Researchers Identify Five Tumor Mutation Patterns Impacting Immunotherapy

A recent study from the HUN-REN Szeged Biological Research Centre and HCEMM reveals that specific mutation patterns in tumors can significantly affect how visible they are to the immune system. The research suggests that rather than simply focusing on the quantity of mutations, understanding the type of mutations present is crucial for the effectiveness of immunotherapy. The findings have been published in the journal Molecular Systems Biology.

Five Distinct Mutation Patterns Identified

Cancer cells typically possess thousands of mutations, but not every mutation impacts the immune response in the same way. Researchers have identified five dominant patterns of protein-altering mutations, known as amino acid substitution signatures, that play a vital role in determining how tumors interact with the immune system.

The team analyzed nearly 9,300 cancer genomes across various cancer types. They discovered that, instead of random mutations, tumors tend to exhibit one of these five characteristic substitution signatures. This insight indicates that the type of mutations present can significantly influence how well the immune system recognizes and responds to the tumor.

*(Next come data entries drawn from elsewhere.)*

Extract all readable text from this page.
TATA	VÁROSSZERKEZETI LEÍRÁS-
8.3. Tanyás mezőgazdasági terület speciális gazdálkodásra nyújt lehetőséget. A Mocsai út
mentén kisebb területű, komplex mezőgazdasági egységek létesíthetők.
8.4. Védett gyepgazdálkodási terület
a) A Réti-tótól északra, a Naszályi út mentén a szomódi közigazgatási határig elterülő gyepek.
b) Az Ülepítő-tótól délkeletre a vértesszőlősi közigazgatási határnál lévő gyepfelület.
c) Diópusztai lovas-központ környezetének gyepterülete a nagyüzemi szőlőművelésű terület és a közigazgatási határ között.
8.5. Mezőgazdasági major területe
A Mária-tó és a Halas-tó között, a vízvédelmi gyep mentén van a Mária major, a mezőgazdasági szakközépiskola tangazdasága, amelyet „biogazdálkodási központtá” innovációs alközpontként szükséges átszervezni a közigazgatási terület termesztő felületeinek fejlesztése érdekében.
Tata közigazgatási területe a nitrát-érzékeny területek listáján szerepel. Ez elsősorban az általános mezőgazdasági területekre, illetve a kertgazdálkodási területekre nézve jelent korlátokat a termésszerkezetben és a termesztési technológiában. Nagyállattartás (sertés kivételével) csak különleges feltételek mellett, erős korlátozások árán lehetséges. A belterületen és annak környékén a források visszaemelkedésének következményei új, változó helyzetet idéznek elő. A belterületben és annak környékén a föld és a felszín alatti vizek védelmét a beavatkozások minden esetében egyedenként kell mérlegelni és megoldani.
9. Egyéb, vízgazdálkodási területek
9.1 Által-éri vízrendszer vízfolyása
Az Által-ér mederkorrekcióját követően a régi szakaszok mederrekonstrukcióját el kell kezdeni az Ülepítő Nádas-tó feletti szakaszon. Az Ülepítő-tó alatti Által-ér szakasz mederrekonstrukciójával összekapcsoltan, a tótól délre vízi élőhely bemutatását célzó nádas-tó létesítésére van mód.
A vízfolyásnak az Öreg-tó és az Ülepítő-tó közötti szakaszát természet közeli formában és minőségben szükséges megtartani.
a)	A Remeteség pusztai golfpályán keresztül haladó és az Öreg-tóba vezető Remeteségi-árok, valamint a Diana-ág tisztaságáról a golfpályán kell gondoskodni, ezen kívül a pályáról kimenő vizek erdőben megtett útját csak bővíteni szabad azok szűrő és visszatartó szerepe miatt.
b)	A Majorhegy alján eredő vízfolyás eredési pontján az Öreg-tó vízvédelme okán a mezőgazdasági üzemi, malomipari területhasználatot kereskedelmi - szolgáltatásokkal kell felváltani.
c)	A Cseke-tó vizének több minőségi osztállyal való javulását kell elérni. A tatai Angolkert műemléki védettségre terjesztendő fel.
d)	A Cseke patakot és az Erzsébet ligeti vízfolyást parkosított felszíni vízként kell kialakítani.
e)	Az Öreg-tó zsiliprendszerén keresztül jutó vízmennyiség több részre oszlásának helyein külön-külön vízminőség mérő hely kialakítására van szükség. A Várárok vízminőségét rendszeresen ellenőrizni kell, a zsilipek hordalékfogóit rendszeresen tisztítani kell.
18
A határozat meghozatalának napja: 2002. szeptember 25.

The Role of Mutation Patterns in Immune Recognition

Crucially, these five mutation signatures not only serve as molecular fingerprints of tumor development but also affect the immune system’s ability to detect tumors. Some patterns produce highly immunogenic protein fragments, known as neoantigens, which alert immune cells, while others create less detectable neoantigens, resulting in “cold” tumors that can evade immune attacks.

Dr. Szilvia Juhász, head of the Cancer Microbiome Research Group at HCEMM and a lead author of the study, noted, “Despite the diversity of mutational processes, their protein-level consequences converge into just five recurring fingerprints, which can strongly influence immune recognition.”

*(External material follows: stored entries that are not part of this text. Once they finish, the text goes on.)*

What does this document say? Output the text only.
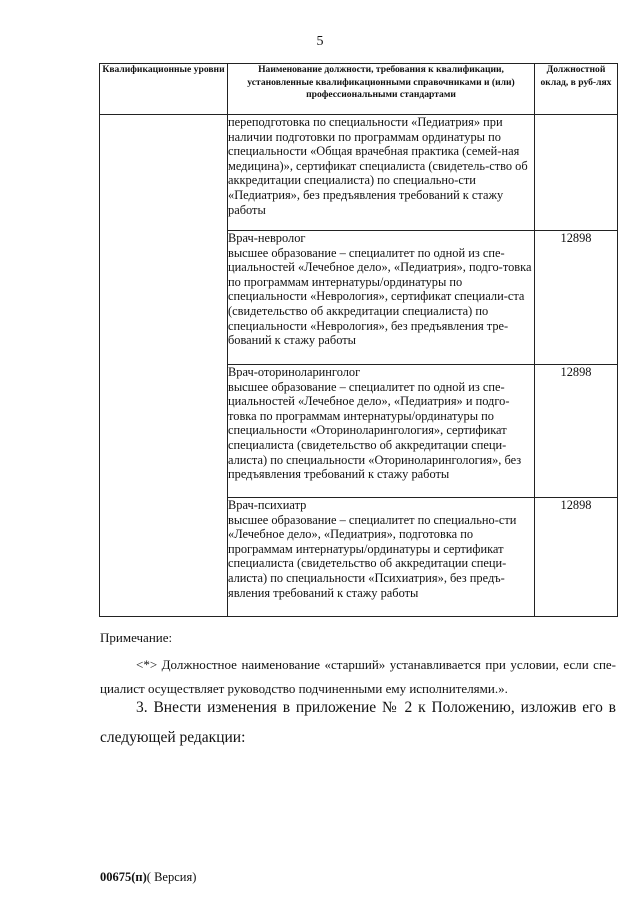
5
Квалификационные уровни	Наименование должности, требования к квалификации, установленные квалификационными справочниками и (или) профессиональными стандартами	Должностной оклад, в руб-лях
	переподготовка по специальности «Педиатрия» при наличии подготовки по программам ординатуры по специальности «Общая врачебная практика (семей-ная медицина)», сертификат специалиста (свидетель-ство об аккредитации специалиста) по специально-сти «Педиатрия», без предъявления требований к стажу работы	
	Врач-невролог
высшее образование – специалитет по одной из спе-циальностей «Лечебное дело», «Педиатрия», подго-товка по программам интернатуры/ординатуры по специальности «Неврология», сертификат специали-ста (свидетельство об аккредитации специалиста) по специальности «Неврология», без предъявления тре-бований к стажу работы	12898
	Врач-оториноларинголог
высшее образование – специалитет по одной из спе-циальностей «Лечебное дело», «Педиатрия» и подго-товка по программам интернатуры/ординатуры по специальности «Оториноларингология», сертификат специалиста (свидетельство об аккредитации специ-алиста) по специальности «Оториноларингология», без предъявления требований к стажу работы	12898
	Врач-психиатр
высшее образование – специалитет по специально-сти «Лечебное дело», «Педиатрия», подготовка по программам интернатуры/ординатуры и сертификат специалиста (свидетельство об аккредитации специ-алиста) по специальности «Психиатрия», без предъ-явления требований к стажу работы	12898
Примечание:
<*> Должностное наименование «старший» устанавливается при условии, если спе-циалист осуществляет руководство подчиненными ему исполнителями.».
3. Внести изменения в приложение № 2 к Положению, изложив его в следующей редакции:
00675(п)( Версия)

Another significant finding from the study highlights a mutation signature associated with DNA repair defects and environmental chemical exposures. Tumors characterized by this pattern often demonstrate poor responses to immune checkpoint inhibitor therapies, even when the overall mutation burden is high. Dr. Benjamin Papp, a researcher at the HUN-REN Szeged Biological Research Centre and co-first author, stated, “Mutational burden alone is insufficient. Qualitative, protein-level consequences of mutations are critical for understanding why immunotherapy fails in many patients.”

The study also indicates that certain genetic variants in the human immune system, particularly specific HLA class I types common in Europeans, can enhance the presentation of these mutated peptides to T cells. This suggests that a tumor’s visibility to the immune system may vary among patients, depending on their genetic background.

Implications for Personalized Immunotherapy

These findings pave the way for a more sophisticated understanding of immunotherapy responses. Dr. Máté Manczinger, head of the Systems Immunology Research Group at the HUN-REN Szeged Biological Research Centre and senior author of the study, emphasized the importance of these results, stating, “Tumor visibility to the immune system is not determined by mutation numbers alone, but also by the protein-level patterns those mutations create.”

The implications of this research extend beyond scientific understanding. More accurate predictions of therapy responses could lead to reduced unnecessary treatments, fewer side effects, and a more efficient identification of effective therapies tailored to individual patients.

This study was conducted through a collaborative effort between the Systems Immunology Research Group at the HUN-REN Szeged Biological Research Centre, the HCEMM Cancer Microbiome Research Group, and contributions from the Evolutionary Systems Biology Research Group led by Csaba Pál. The research represents a significant step forward in the quest for personalized cancer treatment, integrating tumor genomics with the patient’s immunogenetic background.